The concept of the difference of squares is a key factorization technique. It involves expressions where two squared terms are subtracted from one another. The general form is expressed as \(a^2 - b^2\). This can be factored into the product of two expressions: \((a-b)(a+b)\).

Using this formula allows us to simplify and solve many algebraic equations. In the original exercise, the expression \(x^6 - y^6\) is initially identified as a difference of squares. While it might not look like this at first glance, by recognizing that \((x^3)^2 = x^6\) and \((y^3)^2 = y^6\), we align it with the \(a^2 - b^2\) structure, letting us apply the formula effectively.

Applying this technique helps to break down complex expressions like \(x^6 - y^6\) into simpler, more manageable parts that can be factored further.

Once an expression is reduced using the difference of squares, you might still encounter components that can be further simplified. This is where the difference of cubes comes in.

When we have an expression of the form \(a^3 - b^3\), it can be factored into \((a-b)(a^2+ab+b^2)\). In the original exercise, after using the difference of squares, we ended up with \((x^3-y^3)\) which can be factored as a difference of cubes. This additional step in the factorization process allows us to further simplify the expression.

The success of applying this formula depends on breaking down expressions into their cube components correctly, ensuring no mistakes are made while substituting values. For example,

• Identify \(a\) and \(b\) such that \(a^3 = x^3\) and \(b^3 = y^3\).
• Apply the formula to achieve a result: \((x-y)(x^2+xy+y^2)\).
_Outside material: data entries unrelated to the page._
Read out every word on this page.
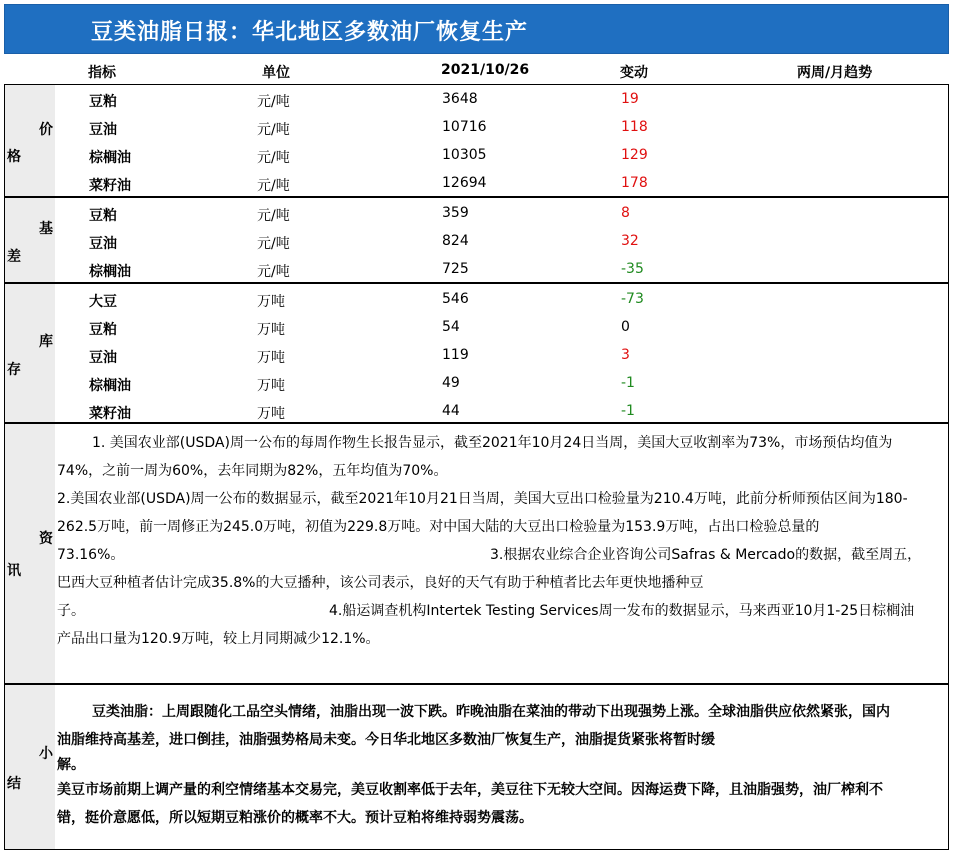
豆类油脂日报：华北地区多数油厂恢复生产
指标	单位	2021/10/26	变动	两周/月趋势
价
格
豆粕	元/吨	3648	19
豆油	元/吨	10716	118
棕榈油	元/吨	10305	129
菜籽油	元/吨	12694	178
基
差
豆粕	元/吨	359	8
豆油	元/吨	824	32
棕榈油	元/吨	725	-35
库
存
大豆	万吨	546	-73
豆粕	万吨	54	0
豆油	万吨	119	3
棕榈油	万吨	49	-1
菜籽油	万吨	44	-1
资
讯
1. 美国农业部(USDA)周一公布的每周作物生长报告显示，截至2021年10月24日当周，美国大豆收割率为73%，市场预估均值为
74%，之前一周为60%，去年同期为82%，五年均值为70%。
2.美国农业部(USDA)周一公布的数据显示，截至2021年10月21日当周，美国大豆出口检验量为210.4万吨，此前分析师预估区间为180-
262.5万吨，前一周修正为245.0万吨，初值为229.8万吨。对中国大陆的大豆出口检验量为153.9万吨，占出口检验总量的
73.16%。	3.根据农业综合企业咨询公司Safras & Mercado的数据，截至周五，
巴西大豆种植者估计完成35.8%的大豆播种，该公司表示，良好的天气有助于种植者比去年更快地播种豆
子。	4.船运调查机构Intertek Testing Services周一发布的数据显示，马来西亚10月1-25日棕榈油
产品出口量为120.9万吨，较上月同期减少12.1%。
小
结
豆类油脂：上周跟随化工品空头情绪，油脂出现一波下跌。昨晚油脂在菜油的带动下出现强势上涨。全球油脂供应依然紧张，国内
油脂维持高基差，进口倒挂，油脂强势格局未变。今日华北地区多数油厂恢复生产，油脂提货紧张将暂时缓
解。
美豆市场前期上调产量的利空情绪基本交易完，美豆收割率低于去年，美豆往下无较大空间。因海运费下降，且油脂强势，油厂榨利不
错，挺价意愿低，所以短期豆粕涨价的概率不大。预计豆粕将维持弱势震荡。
Recognizing and applying the difference of cubes formula is crucial for complete factorization.

Alongside the difference of cubes, the sum of cubes is another essential factorization method. It helps break down expressions of the form \(a^3 + b^3\). For this type, the formula used is \((a+b)(a^2-ab+b^2)\).

In our exercise involving \(x^3+y^3\), this approach further refines the expression.

• Similarly to the difference of cubes, identify the correct values \(a\) and \(b\) that align with the cube terms.
• Apply the sum of cubes formula: \((x+y)(x^2-xy+y^2)\).

By combining this with the previously found factors from the difference of cubes, the original expression \(x^6 - y^6\) achieves complete factorization. The systematic application of both the difference and sum of cubes, following the initial factorization by the difference of squares, enables a more straightforward and effective breakdown of complex algebraic expressions.